戴宗山若无其事,“战地医院,有大夫,有护士,我与周师长交好,我救过他家公子的命,他下面一个旅,还曾在我工厂地下室躲过一劫。我算这个师的少校了,呵,不用担心,我会得到最好的救治。”
但安娜还是满眼不舍。
戴宗山拍拍她的手,“等这场战争过去后,我们就好好过日子。到时,我来接你。”
安娜含泪点点头。
司机已拿走东西,到车里等着了。
戴宗山低头往外走。
“宗山!”安娜抓着他的手,还是禁不住哭了。
他像往常一样,笑了一下,郑重看着她,“安娜,我走后,你要不想挪地方,就继续呆在这里,我会让他们定时给你送吃的。有情况就去防空洞,不要拿吃的,不要管身外之物,保小命要紧。”然后又看向扒着门框向这里看的小虎子,特意交待他,“你是男人,你小姨就交给你照顾了,平时上点心。”
小虎子竟煞有介事地点点头。
安娜还是泪水流不停。
他走了两步,又转身,终于开口提及,“万一你怀了孕,无论男孩还是女孩,麻烦你尽心把他扶养大,我戴宗山会感谢你。”

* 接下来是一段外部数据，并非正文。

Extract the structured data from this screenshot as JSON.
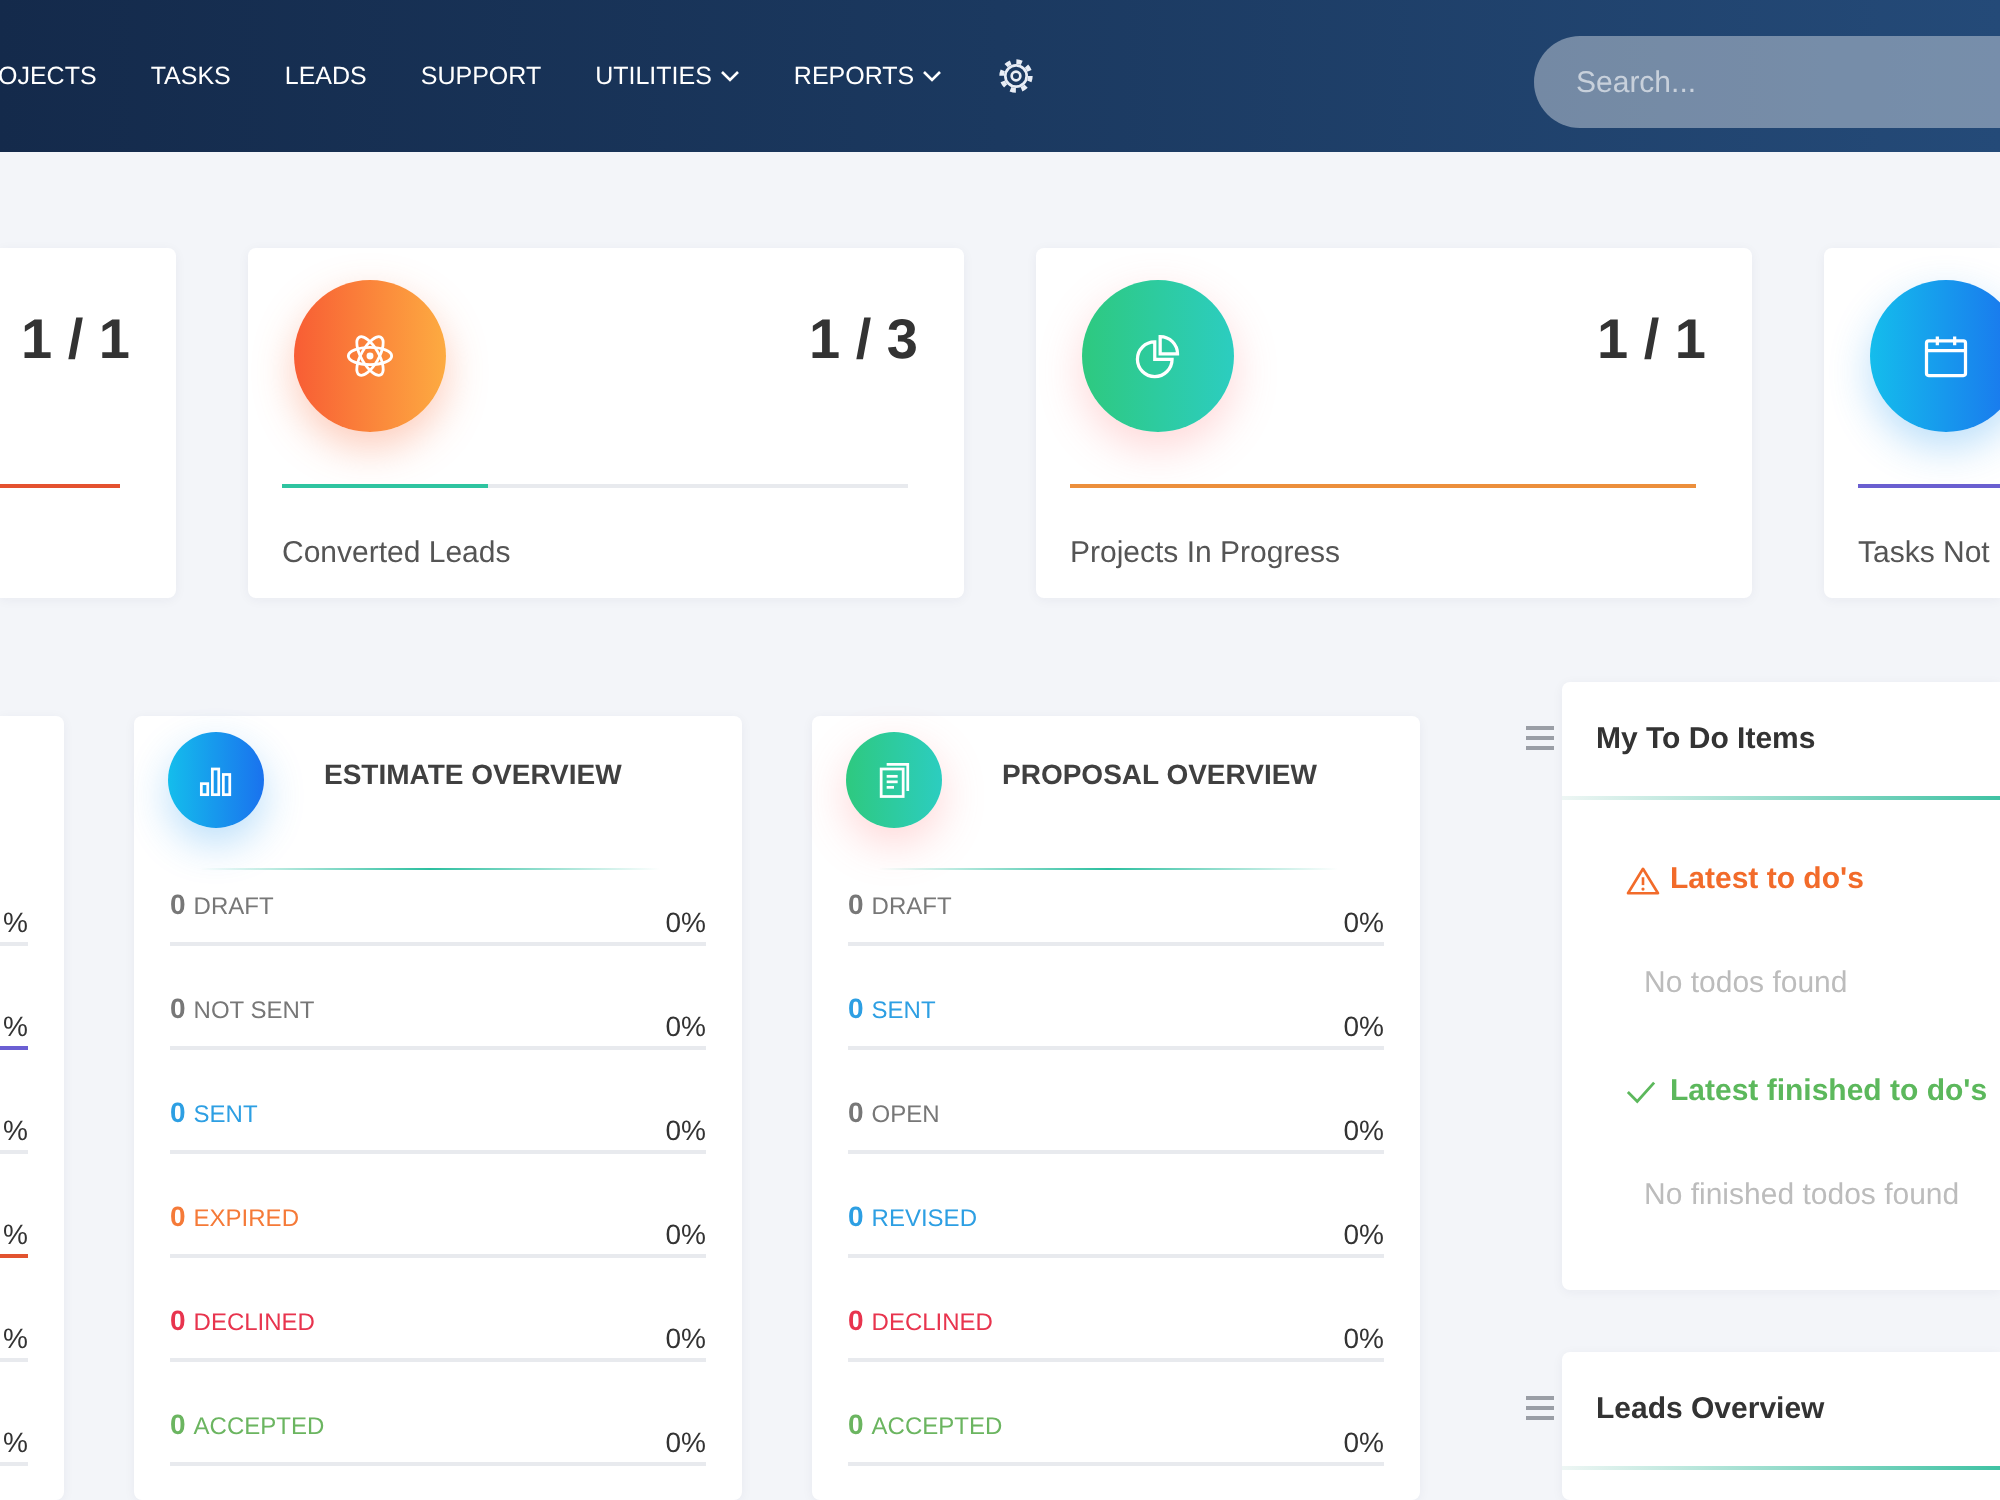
{
  "nav": {
    "items": [
      {
        "label": "OJECTS",
        "has_menu": false
      },
      {
        "label": "TASKS",
        "has_menu": false
      },
      {
        "label": "LEADS",
        "has_menu": false
      },
      {
        "label": "SUPPORT",
        "has_menu": false
      },
      {
        "label": "UTILITIES",
        "has_menu": true
      },
      {
        "label": "REPORTS",
        "has_menu": true
      }
    ],
    "search": {
      "placeholder": "Search..."
    }
  },
  "stat_cards": [
    {
      "value": "1 / 1",
      "level": 1,
      "color": "#e4512f"
    },
    {
      "value": "1 / 3",
      "level": 0.33,
      "color": "#2ec4a0",
      "label": "Converted Leads"
    },
    {
      "value": "1 / 1",
      "level": 1,
      "color": "#ec8f3c",
      "label": "Projects In Progress"
    },
    {
      "level": 1,
      "color": "#6a5fd0",
      "label": "Tasks Not"
    }
  ],
  "overviews": [
    {
      "rows": [
        {
          "percent": "%",
          "level": 0
        },
        {
          "percent": "%",
          "level": 1,
          "color": "#6b5fd3"
        },
        {
          "percent": "%",
          "level": 0
        },
        {
          "percent": "%",
          "level": 1,
          "color": "#e2532f"
        },
        {
          "percent": "%",
          "level": 0
        },
        {
          "percent": "%",
          "level": 0
        }
      ]
    },
    {
      "title": "ESTIMATE OVERVIEW",
      "rows": [
        {
          "count": "0",
          "label": "DRAFT",
          "percent": "0%",
          "level": 0,
          "color": "#777777"
        },
        {
          "count": "0",
          "label": "NOT SENT",
          "percent": "0%",
          "level": 0,
          "color": "#777777"
        },
        {
          "count": "0",
          "label": "SENT",
          "percent": "0%",
          "level": 0,
          "color": "#2d9fe3"
        },
        {
          "count": "0",
          "label": "EXPIRED",
          "percent": "0%",
          "level": 0,
          "color": "#f57a38"
        },
        {
          "count": "0",
          "label": "DECLINED",
          "percent": "0%",
          "level": 0,
          "color": "#e8344e"
        },
        {
          "count": "0",
          "label": "ACCEPTED",
          "percent": "0%",
          "level": 0,
          "color": "#6bb560"
        }
      ]
    },
    {
      "title": "PROPOSAL OVERVIEW",
      "rows": [
        {
          "count": "0",
          "label": "DRAFT",
          "percent": "0%",
          "level": 0,
          "color": "#777777"
        },
        {
          "count": "0",
          "label": "SENT",
          "percent": "0%",
          "level": 0,
          "color": "#2d9fe3"
        },
        {
          "count": "0",
          "label": "OPEN",
          "percent": "0%",
          "level": 0,
          "color": "#777777"
        },
        {
          "count": "0",
          "label": "REVISED",
          "percent": "0%",
          "level": 0,
          "color": "#2d9fe3"
        },
        {
          "count": "0",
          "label": "DECLINED",
          "percent": "0%",
          "level": 0,
          "color": "#e8344e"
        },
        {
          "count": "0",
          "label": "ACCEPTED",
          "percent": "0%",
          "level": 0,
          "color": "#6bb560"
        }
      ]
    }
  ],
  "widgets": [
    {
      "title": "My To Do Items",
      "sections": [
        {
          "kind": "pending",
          "heading": "Latest to do's",
          "empty_text": "No todos found"
        },
        {
          "kind": "finished",
          "heading": "Latest finished to do's",
          "empty_text": "No finished todos found"
        }
      ]
    },
    {
      "title": "Leads Overview"
    }
  ]
}
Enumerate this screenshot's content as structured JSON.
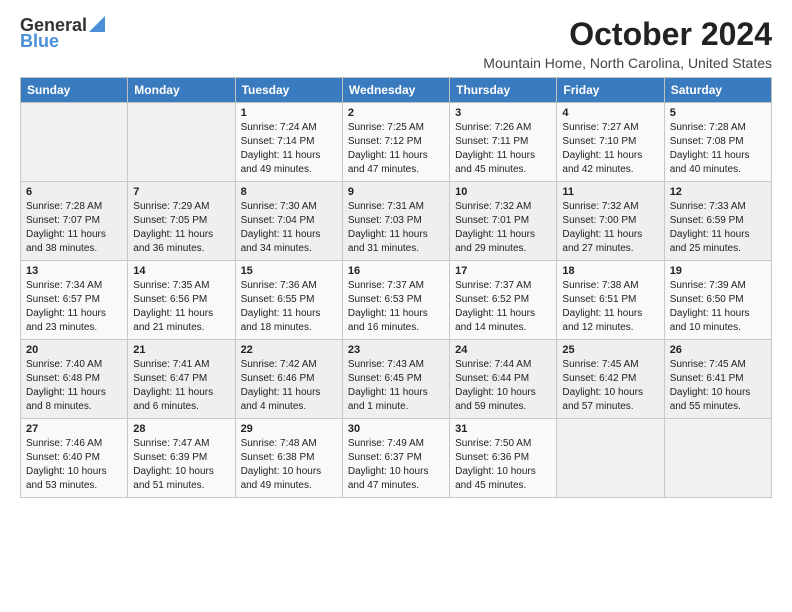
{
  "header": {
    "logo_general": "General",
    "logo_blue": "Blue",
    "month_title": "October 2024",
    "location": "Mountain Home, North Carolina, United States"
  },
  "weekdays": [
    "Sunday",
    "Monday",
    "Tuesday",
    "Wednesday",
    "Thursday",
    "Friday",
    "Saturday"
  ],
  "weeks": [
    [
      {
        "day": "",
        "info": ""
      },
      {
        "day": "",
        "info": ""
      },
      {
        "day": "1",
        "info": "Sunrise: 7:24 AM\nSunset: 7:14 PM\nDaylight: 11 hours and 49 minutes."
      },
      {
        "day": "2",
        "info": "Sunrise: 7:25 AM\nSunset: 7:12 PM\nDaylight: 11 hours and 47 minutes."
      },
      {
        "day": "3",
        "info": "Sunrise: 7:26 AM\nSunset: 7:11 PM\nDaylight: 11 hours and 45 minutes."
      },
      {
        "day": "4",
        "info": "Sunrise: 7:27 AM\nSunset: 7:10 PM\nDaylight: 11 hours and 42 minutes."
      },
      {
        "day": "5",
        "info": "Sunrise: 7:28 AM\nSunset: 7:08 PM\nDaylight: 11 hours and 40 minutes."
      }
    ],
    [
      {
        "day": "6",
        "info": "Sunrise: 7:28 AM\nSunset: 7:07 PM\nDaylight: 11 hours and 38 minutes."
      },
      {
        "day": "7",
        "info": "Sunrise: 7:29 AM\nSunset: 7:05 PM\nDaylight: 11 hours and 36 minutes."
      },
      {
        "day": "8",
        "info": "Sunrise: 7:30 AM\nSunset: 7:04 PM\nDaylight: 11 hours and 34 minutes."
      },
      {
        "day": "9",
        "info": "Sunrise: 7:31 AM\nSunset: 7:03 PM\nDaylight: 11 hours and 31 minutes."
      },
      {
        "day": "10",
        "info": "Sunrise: 7:32 AM\nSunset: 7:01 PM\nDaylight: 11 hours and 29 minutes."
      },
      {
        "day": "11",
        "info": "Sunrise: 7:32 AM\nSunset: 7:00 PM\nDaylight: 11 hours and 27 minutes."
      },
      {
        "day": "12",
        "info": "Sunrise: 7:33 AM\nSunset: 6:59 PM\nDaylight: 11 hours and 25 minutes."
      }
    ],
    [
      {
        "day": "13",
        "info": "Sunrise: 7:34 AM\nSunset: 6:57 PM\nDaylight: 11 hours and 23 minutes."
      },
      {
        "day": "14",
        "info": "Sunrise: 7:35 AM\nSunset: 6:56 PM\nDaylight: 11 hours and 21 minutes."
      },
      {
        "day": "15",
        "info": "Sunrise: 7:36 AM\nSunset: 6:55 PM\nDaylight: 11 hours and 18 minutes."
      },
      {
        "day": "16",
        "info": "Sunrise: 7:37 AM\nSunset: 6:53 PM\nDaylight: 11 hours and 16 minutes."
      },
      {
        "day": "17",
        "info": "Sunrise: 7:37 AM\nSunset: 6:52 PM\nDaylight: 11 hours and 14 minutes."
      },
      {
        "day": "18",
        "info": "Sunrise: 7:38 AM\nSunset: 6:51 PM\nDaylight: 11 hours and 12 minutes."
      },
      {
        "day": "19",
        "info": "Sunrise: 7:39 AM\nSunset: 6:50 PM\nDaylight: 11 hours and 10 minutes."
      }
    ],
    [
      {
        "day": "20",
        "info": "Sunrise: 7:40 AM\nSunset: 6:48 PM\nDaylight: 11 hours and 8 minutes."
      },
      {
        "day": "21",
        "info": "Sunrise: 7:41 AM\nSunset: 6:47 PM\nDaylight: 11 hours and 6 minutes."
      },
      {
        "day": "22",
        "info": "Sunrise: 7:42 AM\nSunset: 6:46 PM\nDaylight: 11 hours and 4 minutes."
      },
      {
        "day": "23",
        "info": "Sunrise: 7:43 AM\nSunset: 6:45 PM\nDaylight: 11 hours and 1 minute."
      },
      {
        "day": "24",
        "info": "Sunrise: 7:44 AM\nSunset: 6:44 PM\nDaylight: 10 hours and 59 minutes."
      },
      {
        "day": "25",
        "info": "Sunrise: 7:45 AM\nSunset: 6:42 PM\nDaylight: 10 hours and 57 minutes."
      },
      {
        "day": "26",
        "info": "Sunrise: 7:45 AM\nSunset: 6:41 PM\nDaylight: 10 hours and 55 minutes."
      }
    ],
    [
      {
        "day": "27",
        "info": "Sunrise: 7:46 AM\nSunset: 6:40 PM\nDaylight: 10 hours and 53 minutes."
      },
      {
        "day": "28",
        "info": "Sunrise: 7:47 AM\nSunset: 6:39 PM\nDaylight: 10 hours and 51 minutes."
      },
      {
        "day": "29",
        "info": "Sunrise: 7:48 AM\nSunset: 6:38 PM\nDaylight: 10 hours and 49 minutes."
      },
      {
        "day": "30",
        "info": "Sunrise: 7:49 AM\nSunset: 6:37 PM\nDaylight: 10 hours and 47 minutes."
      },
      {
        "day": "31",
        "info": "Sunrise: 7:50 AM\nSunset: 6:36 PM\nDaylight: 10 hours and 45 minutes."
      },
      {
        "day": "",
        "info": ""
      },
      {
        "day": "",
        "info": ""
      }
    ]
  ]
}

安娜一下子就哭出声来,觉得戴宗山的伤势可能比想象得糟糕。
“别哭了,好像我会出什么事似的。”
安娜收住泪,看着他。
“安娜,你听好,如果我回不来——”
“你会回来,我等你!”
他一边往外走,一边摆着手,让她别说话。“如果,万一我回不来,躲不过这场伤病,或躲过了,没躲过战争,你听我的,要好好活着,你还年轻,替我把后面的日子过了,你要幸福,我也会幸福的。”
安娜泪如雨下。
他揽着她一起往外走,顺便低声交待:
“战前我买了一些美国和欧洲的股票,赌一把,也不知哪块云彩能下雨,但没关系,在花旗银行我还存了一笔钱。将来有什么事,你要联系我的律师,万一我不在了,我一部分财产的处置都托付给了那位美国律师。安娜,你放心,即使我不在了,你也会生活得很好,我不会让你挨饿,不会让你过不下去日子。”